Timing of metastasis is a controversial prognostic factor for patients with metastatic CRC. SM and MM liver metastases from CRC are characterized by a different gene expression signature (31). Approximately 15-25% of patients with CRC are diagnosed with SM and another 10-20% develop MM (32,33). Colloca et al. (34) investigated the outcome of the patients by the timing of metastases and also different tumor characteristics associated with SM and MM. The patients with SM reported a poor prognosis (18.5 vs 62.5 months). The results from our study show similar data: the worse outcome experienced the patients with SM-RCC, followed by SM-LCC and MM-RCC and, finally, MM-LCC. Moreover, in our study, on multivariate analyses, the presence of SM were associated with worse patients’ outcome. According to some authors, the role of chemotherapy seems to be more important in SM since they are more chemosensitive and chemo-naïve (34,35). This hypothesis is supported by the higher overall responses rates reported among patients with SM – CRLM (36). Considering different responsiveness to chemotherapy, PTL and timing of metastasis might be stratifying factor in trials evaluating peri-operative management of patients candidate to liver surgery for CRLM (27).

To the best of our knowledge, any previous study had evaluated the role of both PTL and the timing of metastasis. In our study, we confirmed the importance of both parameters for patients’ prognosis. The median OS for SM-RCC remained the most severe and therefore these patients should be considered for different treatment approaches.

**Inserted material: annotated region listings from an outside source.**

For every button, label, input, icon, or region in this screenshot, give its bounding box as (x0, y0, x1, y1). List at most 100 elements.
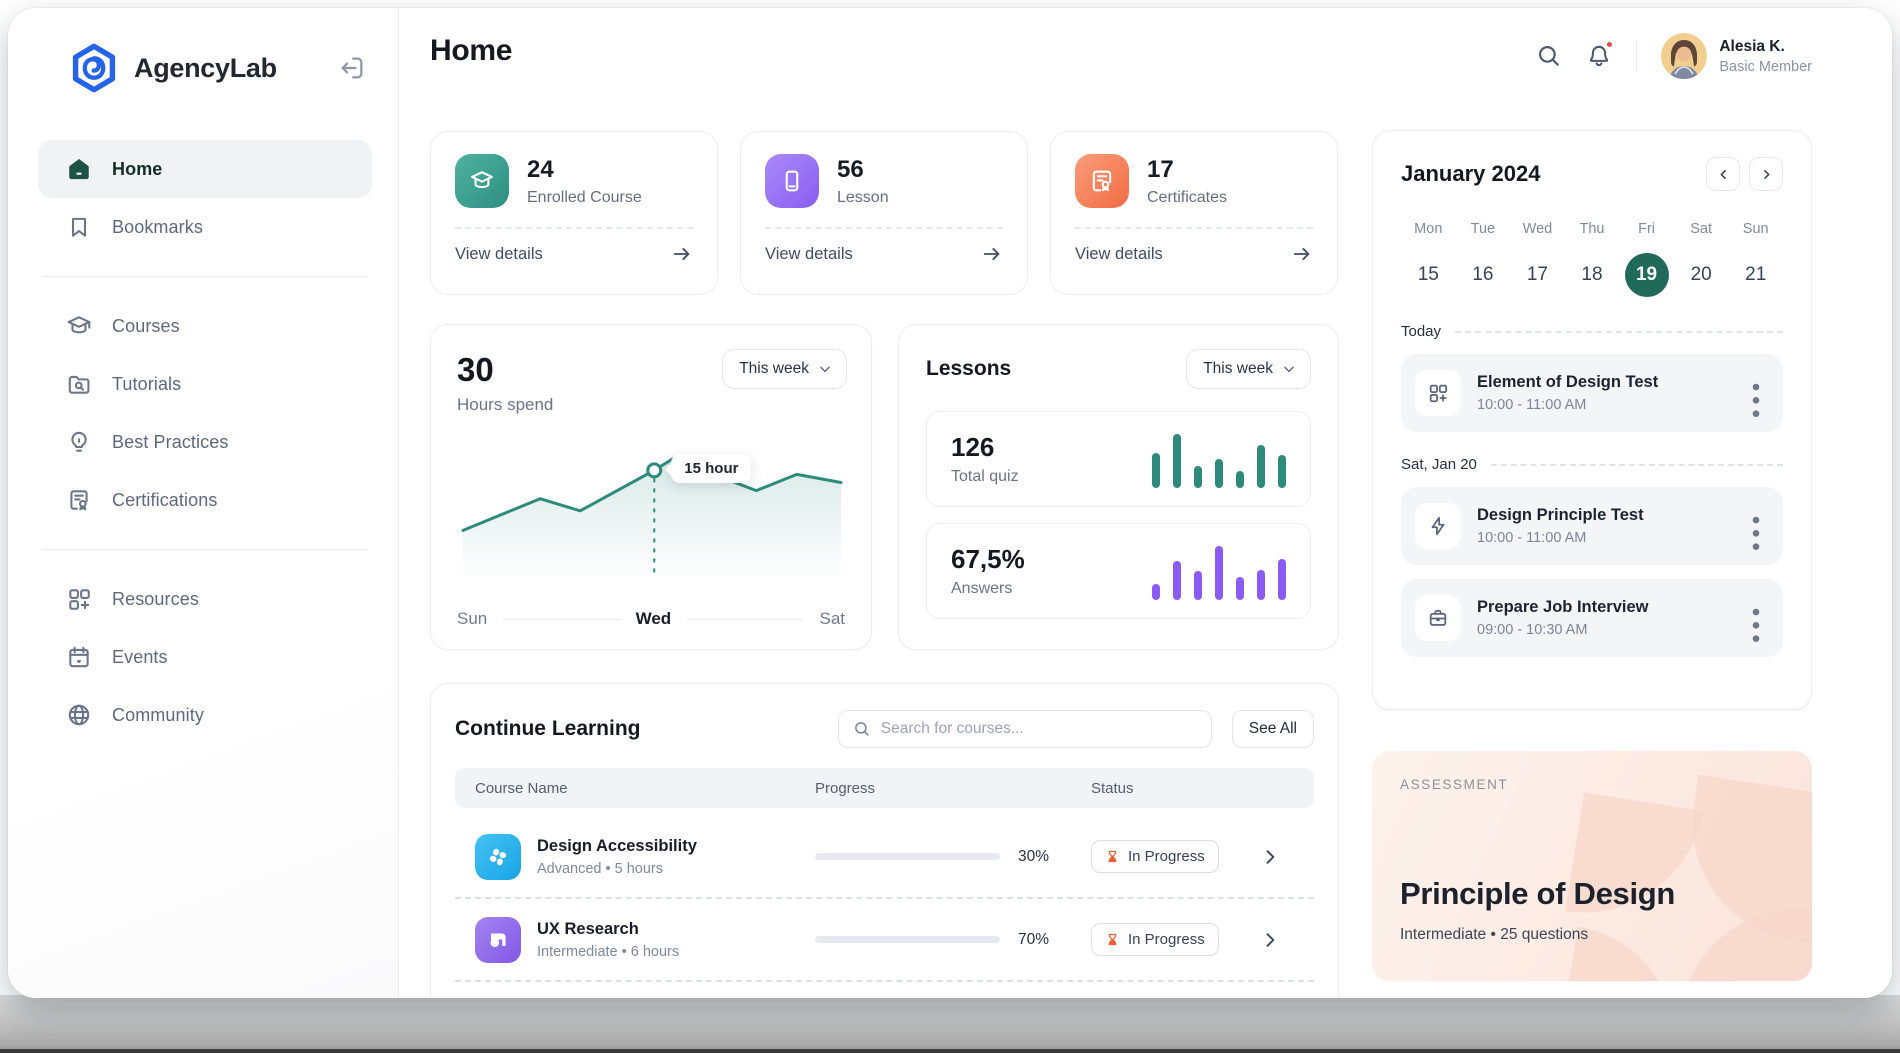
day-name: Thu (1565, 221, 1620, 237)
see-all-button[interactable]: See All (1232, 710, 1314, 748)
notification-badge (1605, 40, 1614, 49)
sidebar-item-courses[interactable]: Courses (38, 297, 372, 355)
chevron-right-icon[interactable] (1260, 930, 1280, 950)
calendar-date-17[interactable]: 17 (1510, 253, 1565, 297)
arrow-right-icon (1291, 243, 1313, 265)
sidebar-item-best-practices[interactable]: Best Practices (38, 413, 372, 471)
course-search-input[interactable] (881, 720, 1197, 738)
saturday-label: Sat, Jan 20 (1401, 456, 1477, 473)
stat-label: Certificates (1147, 189, 1227, 207)
lightbulb-icon (66, 429, 92, 455)
sidebar-item-resources[interactable]: Resources (38, 570, 372, 628)
lessons-filter-dropdown[interactable]: This week (1186, 349, 1311, 389)
page-title: Home (430, 34, 512, 68)
notifications-bell-icon[interactable] (1586, 43, 1612, 69)
sidebar-item-label: Bookmarks (112, 217, 203, 238)
calendar-heart-icon (66, 644, 92, 670)
course-search[interactable] (838, 710, 1212, 748)
calendar-next-button[interactable] (1749, 157, 1783, 191)
calendar-prev-button[interactable] (1706, 157, 1740, 191)
view-details-link[interactable]: View details (765, 243, 1003, 265)
status-label: In Progress (1128, 931, 1205, 948)
quiz-value: 126 (951, 432, 1019, 463)
total-quiz-panel: 126 Total quiz (926, 411, 1311, 507)
certificate-icon (66, 487, 92, 513)
event-item[interactable]: Prepare Job Interview 09:00 - 10:30 AM (1401, 579, 1783, 657)
table-row[interactable]: UX Research Intermediate • 6 hours 70% (455, 899, 1314, 982)
column-progress: Progress (815, 780, 1091, 797)
course-shape-icon (475, 917, 521, 963)
sidebar-divider (42, 276, 368, 277)
calendar-date-16[interactable]: 16 (1456, 253, 1511, 297)
view-details-link[interactable]: View details (455, 243, 693, 265)
kebab-menu-icon[interactable] (1751, 382, 1769, 404)
bar (1257, 445, 1265, 488)
view-details-link[interactable]: View details (1075, 243, 1313, 265)
day-name: Fri (1619, 221, 1674, 237)
progress-bar (815, 936, 1000, 943)
sidebar-item-label: Tutorials (112, 374, 181, 395)
stat-label: Enrolled Course (527, 189, 642, 207)
sidebar-item-label: Home (112, 159, 162, 180)
search-icon[interactable] (1536, 43, 1562, 69)
calendar-date-21[interactable]: 21 (1728, 253, 1783, 297)
answers-value: 67,5% (951, 544, 1025, 575)
view-details-label: View details (1075, 245, 1163, 264)
x-axis: Sun Wed Sat (457, 609, 845, 629)
continue-learning-card: Continue Learning See All Course Name Pr… (430, 683, 1339, 998)
bar (1194, 466, 1202, 488)
axis-label-sun: Sun (457, 609, 487, 629)
view-details-label: View details (455, 245, 543, 264)
table-row[interactable]: Design Accessibility Advanced • 5 hours … (455, 816, 1314, 899)
answers-panel: 67,5% Answers (926, 523, 1311, 619)
calendar-date-15[interactable]: 15 (1401, 253, 1456, 297)
filter-label: This week (1203, 360, 1273, 378)
kebab-menu-icon[interactable] (1751, 515, 1769, 537)
calendar-date-18[interactable]: 18 (1565, 253, 1620, 297)
assessment-card[interactable]: ASSESSMENT Principle of Design Intermedi… (1372, 751, 1812, 981)
assessment-meta: Intermediate • 25 questions (1400, 926, 1784, 944)
progress-bar (815, 853, 1000, 860)
event-time: 10:00 - 11:00 AM (1477, 397, 1658, 413)
home-icon (66, 156, 92, 182)
sidebar-item-community[interactable]: Community (38, 686, 372, 744)
header-divider (1636, 41, 1637, 71)
sidebar-item-events[interactable]: Events (38, 628, 372, 686)
calendar-date-20[interactable]: 20 (1674, 253, 1729, 297)
chevron-right-icon[interactable] (1260, 847, 1280, 867)
calendar-dates: 15161718192021 (1401, 253, 1783, 297)
lessons-card: Lessons This week 126 Total quiz 67,5 (898, 324, 1339, 650)
event-item[interactable]: Design Principle Test 10:00 - 11:00 AM (1401, 487, 1783, 565)
progress-label: 70% (1018, 931, 1049, 949)
kebab-menu-icon[interactable] (1751, 607, 1769, 629)
hours-filter-dropdown[interactable]: This week (722, 349, 847, 389)
sidebar-item-label: Best Practices (112, 432, 228, 453)
brand-header: AgencyLab (38, 42, 372, 94)
status-badge: In Progress (1091, 923, 1219, 956)
collapse-sidebar-icon[interactable] (338, 54, 366, 82)
course-clover-icon (475, 834, 521, 880)
calendar-date-19[interactable]: 19 (1625, 253, 1669, 297)
user-name: Alesia K. (1719, 38, 1812, 56)
bar (1236, 471, 1244, 488)
lesson-device-icon (765, 154, 819, 208)
sidebar-item-home[interactable]: Home (38, 140, 372, 198)
user-menu[interactable]: Alesia K. Basic Member (1661, 33, 1812, 79)
app-window: AgencyLab Home Bookmarks Courses (8, 8, 1892, 998)
bar (1152, 453, 1160, 488)
course-name: UX Research (537, 920, 679, 939)
hours-label: Hours spend (457, 395, 845, 415)
sidebar-item-tutorials[interactable]: Tutorials (38, 355, 372, 413)
event-title: Design Principle Test (1477, 506, 1644, 525)
chevron-down-icon (818, 362, 832, 376)
briefcase-icon (1415, 595, 1461, 641)
event-item[interactable]: Element of Design Test 10:00 - 11:00 AM (1401, 354, 1783, 432)
bar (1278, 559, 1286, 600)
sidebar-item-certifications[interactable]: Certifications (38, 471, 372, 529)
bar (1215, 459, 1223, 488)
stats-row: 24 Enrolled Course View details 56 (430, 131, 1338, 295)
sidebar-item-label: Events (112, 647, 168, 668)
folder-search-icon (66, 371, 92, 397)
sidebar-item-bookmarks[interactable]: Bookmarks (38, 198, 372, 256)
today-label: Today (1401, 323, 1441, 340)
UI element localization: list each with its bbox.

Our study has different limitations. As a retrospective analysis, it is subject to bias in selection, follow-up and missing data, even if we analysed prospectively reported consecutive patients who underwent surgery for CRLM. Futhermore, many pathological variables such as MSI status and KRAS/NRAS and BRAF status mutation are available for all patients, as well as tumor differentiation, lymphatic and venous invasion, histological subtypes as well clinical data are not available for all patients.

Conclusions

We confirmed that the patients with CRLM and right-sided primary colon cancer experience worse survival after hepatic resection than left-sided CRC patients. Moreover, the timing of metastasis has been revealed as important prognostic factor, with special attention to SM–RCC who are characterized by the worse clinical outcome.